Siamo entrati, infatti, nell’era della Lunga Stagnazione/Recessione, per ora a livello di paesi occi­den­tali. Sta­gna­zione eco­no­mica che non può che pro­durre i suoi effetti sul piano sociale e poli­tico. Se lo svi­luppo eco­no­mico poteva ane­ste­tiz­zare i con­flitti sociali, con­durli nell’alveo della con­cer­ta­zione tra le parti sociali, la stagnazione/recessione li fa esplo­dere in forme e tempi impre­ve­di­bili. Allo stesso tempo sul piano isti­tu­zio­nale, le vec­chie forme della demo­cra­zia rap­pre­sen­ta­tiva non reg­gono più in que­sta fase, soprat­tutto nei paesi come il nostro con una mon­ta­gna di debito pub­blico da sca­lare. Per soprav­vi­vere alla Lunga Reces­sione il capi­ta­li­smo finan­zia­rio abbi­so­gna di appro­fon­dire lo sfrut­ta­mento di risorse natu­rali e spazi vitali, deve ten­tare di mer­ci­fi­care ciò che finora è sfug­gito al suo con­trollo. Le isti­tu­zioni demo­cra­ti­che sono diven­tate un osta­colo, la demo­cra­zia un lusso dei bei tempi pas­sati, della fase dello svi­luppo economico.
Pren­dere coscienza che siamo entrati nella fase della «cre­scita zero» signi­fica che per dare un futuro ai disoc­cu­pati, agli impo­ve­riti, agli eterni pre­cari, biso­gna con­di­vi­dere la torta che c’è, miglio­rarne la qua­lità, ma non pen­sare più che si possa ancora pun­tare ad una sua cre­scita. La poli­tica eco­no­mica ade­guata a que­sta fase è una sola: Ridi­stri­bu­zione. Dei red­diti, del lavoro, delle oppor­tu­nità. Una poli­tica fiscale vera­mente pro­gres­siva che riduca i gra­vami fiscali alla base della pira­mide sociale, una poli­tica di ridu­zione pro­gres­siva dell’orario di lavoro, una poli­tica che valo­rizzi le capa­cità ed i talenti all’interno di un grande pro­getto di innal­za­mento cul­tu­rale del nostro paese. Que­sto non signi­fica che non dob­biamo più aspi­rare ad avere un piano indu­striale, legato ad una stra­te­gia di ricon­ver­sione eco­lo­gica, che ci porti a for­mu­lare un qua­dro di inter­venti mirati.

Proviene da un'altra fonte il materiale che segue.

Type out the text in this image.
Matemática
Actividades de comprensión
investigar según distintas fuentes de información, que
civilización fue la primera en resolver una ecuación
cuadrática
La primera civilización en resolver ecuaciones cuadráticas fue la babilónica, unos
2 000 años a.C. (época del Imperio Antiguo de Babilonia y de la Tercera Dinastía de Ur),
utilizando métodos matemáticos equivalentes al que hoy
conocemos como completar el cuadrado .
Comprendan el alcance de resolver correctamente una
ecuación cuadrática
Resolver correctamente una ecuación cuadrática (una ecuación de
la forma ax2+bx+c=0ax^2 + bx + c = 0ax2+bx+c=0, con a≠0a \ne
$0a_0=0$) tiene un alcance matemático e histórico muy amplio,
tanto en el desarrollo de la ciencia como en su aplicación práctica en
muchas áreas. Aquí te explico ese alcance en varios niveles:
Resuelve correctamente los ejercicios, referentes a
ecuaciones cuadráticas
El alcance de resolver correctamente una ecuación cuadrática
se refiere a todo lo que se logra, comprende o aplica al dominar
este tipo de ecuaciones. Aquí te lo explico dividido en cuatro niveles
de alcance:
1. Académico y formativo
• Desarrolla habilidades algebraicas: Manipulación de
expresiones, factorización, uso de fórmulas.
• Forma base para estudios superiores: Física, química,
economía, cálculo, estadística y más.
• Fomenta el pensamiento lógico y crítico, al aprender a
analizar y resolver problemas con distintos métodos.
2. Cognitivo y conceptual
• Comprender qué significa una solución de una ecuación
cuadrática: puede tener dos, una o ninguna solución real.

Signi­fica che non pos­siamo più pen­sare di risol­vere i nostri più assil­lanti pro­blemi aspet­tando Godot , cioè pun­tando solo sulla Crescita.
Ma, prima di tutto, abbiamo biso­gno di uscire dal pen­siero unico dello Svi­luppo Eco­no­mico come alfa ed omega della società, unico scopo dell’agire sociale. In breve: essere capaci di vivere meglio con meno. È lo slo­gan da anni soste­nuto dai teo­rici e dai mili­tanti della [decrescita], che finora poteva essere visto come un bel giar­dino dell’utopia per pochi eletti.
La dura realtà della Lunga Reces­sione ci pone di fare i conti con que­sto obiet­tivo, sia a livello macro che micro, di tra­durlo in atti con­creti. Sia nelle scelte di poli­tica nazio­nale ed euro­pea, che nelle ammi­ni­stra­zioni locali, quanto a livello di vita quo­ti­diana. I segni di que­sto cam­bia­mento radi­cale di pro­spet­tiva sono dif­fusi in tanti ter­ri­tori – dalle «imprese recu­pe­rate» ai «distretti dell’economia soli­dale» — ma si tratta di fare un salto di qua­lità , che coin­volga l’intera società.